What this also means is that professional service workers in developed nations are under increasing pressure to identify and maintain a competitive advantage in the global marketplace.
As symbolised by the negative reviews from disgruntled oDesk workers above, pay-rates for work that can be done in developing nations are lower than what those in developed nations can or will consider (I’ll avoid passing judgement on which). The interesting thing about the oDesk environment is that workers can see this firsthand (unlike their counterparts in the increasingly-vanquished manufacturing sector).
For workers in developed nations, I’ve some thoughts about competitive advantage.

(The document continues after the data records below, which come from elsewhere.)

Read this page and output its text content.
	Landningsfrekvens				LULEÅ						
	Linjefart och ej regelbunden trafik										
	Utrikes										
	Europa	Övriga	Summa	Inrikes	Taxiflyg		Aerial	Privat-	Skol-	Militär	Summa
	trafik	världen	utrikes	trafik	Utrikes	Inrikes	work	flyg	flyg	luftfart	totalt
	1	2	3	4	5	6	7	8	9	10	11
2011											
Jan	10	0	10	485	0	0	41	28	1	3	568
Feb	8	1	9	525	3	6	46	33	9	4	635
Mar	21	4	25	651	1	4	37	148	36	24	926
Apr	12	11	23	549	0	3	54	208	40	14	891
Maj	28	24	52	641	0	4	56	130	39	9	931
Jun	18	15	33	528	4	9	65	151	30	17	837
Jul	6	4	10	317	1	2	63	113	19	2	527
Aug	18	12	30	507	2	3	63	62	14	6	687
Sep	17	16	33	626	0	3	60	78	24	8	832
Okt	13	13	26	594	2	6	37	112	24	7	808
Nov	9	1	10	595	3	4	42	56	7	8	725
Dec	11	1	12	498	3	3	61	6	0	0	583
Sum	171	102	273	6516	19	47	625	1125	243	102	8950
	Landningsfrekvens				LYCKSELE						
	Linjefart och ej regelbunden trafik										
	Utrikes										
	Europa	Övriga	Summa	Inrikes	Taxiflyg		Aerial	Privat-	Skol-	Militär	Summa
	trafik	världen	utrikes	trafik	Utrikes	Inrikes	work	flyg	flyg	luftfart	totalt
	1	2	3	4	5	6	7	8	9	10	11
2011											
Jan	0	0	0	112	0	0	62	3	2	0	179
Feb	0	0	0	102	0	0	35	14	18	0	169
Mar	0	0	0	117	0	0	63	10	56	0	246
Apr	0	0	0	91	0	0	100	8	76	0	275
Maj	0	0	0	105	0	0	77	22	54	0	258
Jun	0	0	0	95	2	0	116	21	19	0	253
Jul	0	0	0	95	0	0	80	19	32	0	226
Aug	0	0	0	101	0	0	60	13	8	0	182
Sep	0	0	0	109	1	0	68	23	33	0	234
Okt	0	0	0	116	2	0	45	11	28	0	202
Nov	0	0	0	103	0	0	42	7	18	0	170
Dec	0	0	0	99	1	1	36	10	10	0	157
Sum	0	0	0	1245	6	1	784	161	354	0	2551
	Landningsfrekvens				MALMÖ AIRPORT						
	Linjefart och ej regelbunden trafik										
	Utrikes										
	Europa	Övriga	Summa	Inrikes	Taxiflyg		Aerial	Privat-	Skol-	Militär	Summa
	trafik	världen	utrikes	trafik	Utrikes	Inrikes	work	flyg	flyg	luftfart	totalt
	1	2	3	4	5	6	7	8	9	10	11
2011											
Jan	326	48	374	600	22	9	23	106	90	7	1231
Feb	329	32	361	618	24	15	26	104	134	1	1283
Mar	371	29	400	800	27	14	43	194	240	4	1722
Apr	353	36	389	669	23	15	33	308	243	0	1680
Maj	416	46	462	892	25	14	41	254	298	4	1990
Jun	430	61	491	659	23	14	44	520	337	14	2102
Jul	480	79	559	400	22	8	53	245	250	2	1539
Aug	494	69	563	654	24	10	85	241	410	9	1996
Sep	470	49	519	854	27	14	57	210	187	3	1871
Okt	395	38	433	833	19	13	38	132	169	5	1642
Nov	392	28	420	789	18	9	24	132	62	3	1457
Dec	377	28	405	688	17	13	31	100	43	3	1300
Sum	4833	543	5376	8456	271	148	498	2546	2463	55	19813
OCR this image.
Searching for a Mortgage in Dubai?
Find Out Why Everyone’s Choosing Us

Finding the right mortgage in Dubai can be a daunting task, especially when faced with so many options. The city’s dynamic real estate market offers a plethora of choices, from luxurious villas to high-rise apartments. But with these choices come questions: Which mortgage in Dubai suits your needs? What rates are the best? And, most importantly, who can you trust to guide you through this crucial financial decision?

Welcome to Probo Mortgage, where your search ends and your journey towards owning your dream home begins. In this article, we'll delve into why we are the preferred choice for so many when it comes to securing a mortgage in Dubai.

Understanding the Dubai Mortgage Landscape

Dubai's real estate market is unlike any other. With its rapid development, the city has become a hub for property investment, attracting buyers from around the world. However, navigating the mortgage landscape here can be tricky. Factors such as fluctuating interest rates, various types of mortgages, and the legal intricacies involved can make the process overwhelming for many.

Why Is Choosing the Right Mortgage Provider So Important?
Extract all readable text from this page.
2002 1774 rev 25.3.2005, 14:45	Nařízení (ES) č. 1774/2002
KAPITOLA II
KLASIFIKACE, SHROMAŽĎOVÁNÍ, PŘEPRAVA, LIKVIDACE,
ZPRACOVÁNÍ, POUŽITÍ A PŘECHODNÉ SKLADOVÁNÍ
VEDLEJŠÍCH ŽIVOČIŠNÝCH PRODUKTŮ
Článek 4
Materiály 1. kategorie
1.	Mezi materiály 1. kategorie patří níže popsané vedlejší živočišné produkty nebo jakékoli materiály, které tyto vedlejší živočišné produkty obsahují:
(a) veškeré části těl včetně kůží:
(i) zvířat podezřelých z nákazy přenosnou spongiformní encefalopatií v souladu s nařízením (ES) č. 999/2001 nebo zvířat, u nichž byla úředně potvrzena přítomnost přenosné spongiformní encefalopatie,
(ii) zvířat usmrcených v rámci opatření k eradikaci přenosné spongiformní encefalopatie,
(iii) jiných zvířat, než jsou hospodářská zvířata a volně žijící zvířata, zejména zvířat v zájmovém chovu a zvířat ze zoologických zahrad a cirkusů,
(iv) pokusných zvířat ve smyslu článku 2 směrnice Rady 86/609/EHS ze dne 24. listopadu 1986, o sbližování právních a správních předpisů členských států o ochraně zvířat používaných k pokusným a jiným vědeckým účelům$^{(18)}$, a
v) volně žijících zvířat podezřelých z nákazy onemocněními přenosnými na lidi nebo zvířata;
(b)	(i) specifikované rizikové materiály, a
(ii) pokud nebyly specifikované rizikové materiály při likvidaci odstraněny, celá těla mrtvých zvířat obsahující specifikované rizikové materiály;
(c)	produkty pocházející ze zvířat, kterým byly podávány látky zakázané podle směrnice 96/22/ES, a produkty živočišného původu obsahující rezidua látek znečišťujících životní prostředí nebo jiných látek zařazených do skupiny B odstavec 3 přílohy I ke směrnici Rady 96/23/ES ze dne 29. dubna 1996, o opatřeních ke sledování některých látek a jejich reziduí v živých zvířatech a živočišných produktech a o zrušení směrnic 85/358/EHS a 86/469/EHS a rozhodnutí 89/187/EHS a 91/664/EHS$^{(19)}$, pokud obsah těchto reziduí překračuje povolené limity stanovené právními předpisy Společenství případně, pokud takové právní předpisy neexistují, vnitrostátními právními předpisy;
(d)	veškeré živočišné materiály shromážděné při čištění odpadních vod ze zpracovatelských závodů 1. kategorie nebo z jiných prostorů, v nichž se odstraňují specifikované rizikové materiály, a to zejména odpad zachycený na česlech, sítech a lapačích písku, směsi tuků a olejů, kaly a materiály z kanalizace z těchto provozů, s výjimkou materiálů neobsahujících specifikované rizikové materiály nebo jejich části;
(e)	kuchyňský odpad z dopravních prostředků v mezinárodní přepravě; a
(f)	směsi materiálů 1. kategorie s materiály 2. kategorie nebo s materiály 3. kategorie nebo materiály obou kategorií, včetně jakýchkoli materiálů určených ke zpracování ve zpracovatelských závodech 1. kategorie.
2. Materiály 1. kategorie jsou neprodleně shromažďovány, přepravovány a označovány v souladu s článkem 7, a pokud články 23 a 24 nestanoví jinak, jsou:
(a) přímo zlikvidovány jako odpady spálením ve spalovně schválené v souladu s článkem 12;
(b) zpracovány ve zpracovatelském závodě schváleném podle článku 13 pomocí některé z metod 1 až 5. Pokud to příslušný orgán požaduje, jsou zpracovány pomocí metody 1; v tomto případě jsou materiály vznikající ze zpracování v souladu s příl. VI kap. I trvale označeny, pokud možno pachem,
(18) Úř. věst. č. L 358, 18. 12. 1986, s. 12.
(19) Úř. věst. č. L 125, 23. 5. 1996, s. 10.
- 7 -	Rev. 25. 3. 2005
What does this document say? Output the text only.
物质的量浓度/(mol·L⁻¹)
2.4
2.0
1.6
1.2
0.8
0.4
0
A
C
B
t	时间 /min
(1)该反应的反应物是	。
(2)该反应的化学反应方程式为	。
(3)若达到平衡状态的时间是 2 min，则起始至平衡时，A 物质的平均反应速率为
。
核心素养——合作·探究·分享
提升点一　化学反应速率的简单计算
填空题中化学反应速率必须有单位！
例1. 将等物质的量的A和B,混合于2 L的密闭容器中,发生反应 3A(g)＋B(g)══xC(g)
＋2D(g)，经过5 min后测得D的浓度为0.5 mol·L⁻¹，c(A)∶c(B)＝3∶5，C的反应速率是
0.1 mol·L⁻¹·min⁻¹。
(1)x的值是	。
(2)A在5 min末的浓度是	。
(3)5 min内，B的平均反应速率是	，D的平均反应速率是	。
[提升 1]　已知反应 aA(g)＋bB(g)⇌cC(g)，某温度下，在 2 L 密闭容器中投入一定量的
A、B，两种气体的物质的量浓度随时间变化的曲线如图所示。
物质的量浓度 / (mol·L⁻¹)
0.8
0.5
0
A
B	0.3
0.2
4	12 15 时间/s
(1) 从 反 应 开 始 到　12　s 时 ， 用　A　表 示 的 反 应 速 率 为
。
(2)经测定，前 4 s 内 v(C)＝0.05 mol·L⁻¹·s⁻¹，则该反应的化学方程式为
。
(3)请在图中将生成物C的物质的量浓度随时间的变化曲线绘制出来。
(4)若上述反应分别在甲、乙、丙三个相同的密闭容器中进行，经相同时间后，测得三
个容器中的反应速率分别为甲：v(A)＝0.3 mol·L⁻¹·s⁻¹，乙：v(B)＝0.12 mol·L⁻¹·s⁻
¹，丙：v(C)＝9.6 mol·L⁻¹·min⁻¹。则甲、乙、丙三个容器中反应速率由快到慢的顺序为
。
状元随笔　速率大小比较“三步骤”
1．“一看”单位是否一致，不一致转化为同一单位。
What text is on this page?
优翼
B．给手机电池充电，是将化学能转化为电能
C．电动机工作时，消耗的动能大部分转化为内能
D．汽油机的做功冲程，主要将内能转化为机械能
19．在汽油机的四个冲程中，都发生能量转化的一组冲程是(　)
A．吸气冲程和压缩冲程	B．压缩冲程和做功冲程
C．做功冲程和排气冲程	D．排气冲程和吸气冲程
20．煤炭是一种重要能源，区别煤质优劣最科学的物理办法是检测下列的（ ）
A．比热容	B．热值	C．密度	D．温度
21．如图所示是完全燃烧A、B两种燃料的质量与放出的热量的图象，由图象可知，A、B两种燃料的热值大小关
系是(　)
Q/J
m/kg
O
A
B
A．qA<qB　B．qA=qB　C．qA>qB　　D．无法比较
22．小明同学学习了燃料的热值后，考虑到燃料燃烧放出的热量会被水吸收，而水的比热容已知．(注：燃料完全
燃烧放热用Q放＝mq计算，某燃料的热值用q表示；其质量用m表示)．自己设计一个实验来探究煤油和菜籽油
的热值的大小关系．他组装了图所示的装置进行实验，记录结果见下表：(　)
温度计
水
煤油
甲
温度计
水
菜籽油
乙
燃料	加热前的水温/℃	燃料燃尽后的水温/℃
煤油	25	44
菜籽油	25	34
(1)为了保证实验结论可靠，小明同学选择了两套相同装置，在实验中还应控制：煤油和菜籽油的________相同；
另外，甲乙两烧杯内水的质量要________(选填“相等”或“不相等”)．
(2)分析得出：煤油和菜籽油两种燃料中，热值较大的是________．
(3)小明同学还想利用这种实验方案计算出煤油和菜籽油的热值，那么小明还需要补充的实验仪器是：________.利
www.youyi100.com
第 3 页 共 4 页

Firstly, education and training are clear sources of advantage. Investments in education and training by governments, business and individuals, have never been more critical given the ever-decreasing barriers to trade in jobs and income. Skills and knowledge are critical to establishing and maintaining a competitive advantage in an increasingly competitive market – the day you stop learning is the day you die.
Secondly, access to sellers is a potential source of advantage. As illustrated by my initial hesitation above, risk – perceived or real – can be a deterrent for trade. Buyers/investors often manage this risk through knowledge of the sellers credentials. And the higher the value of the transaction, the more that this knowledge influences the purchase decision – it’s not what you know, it’s who you know.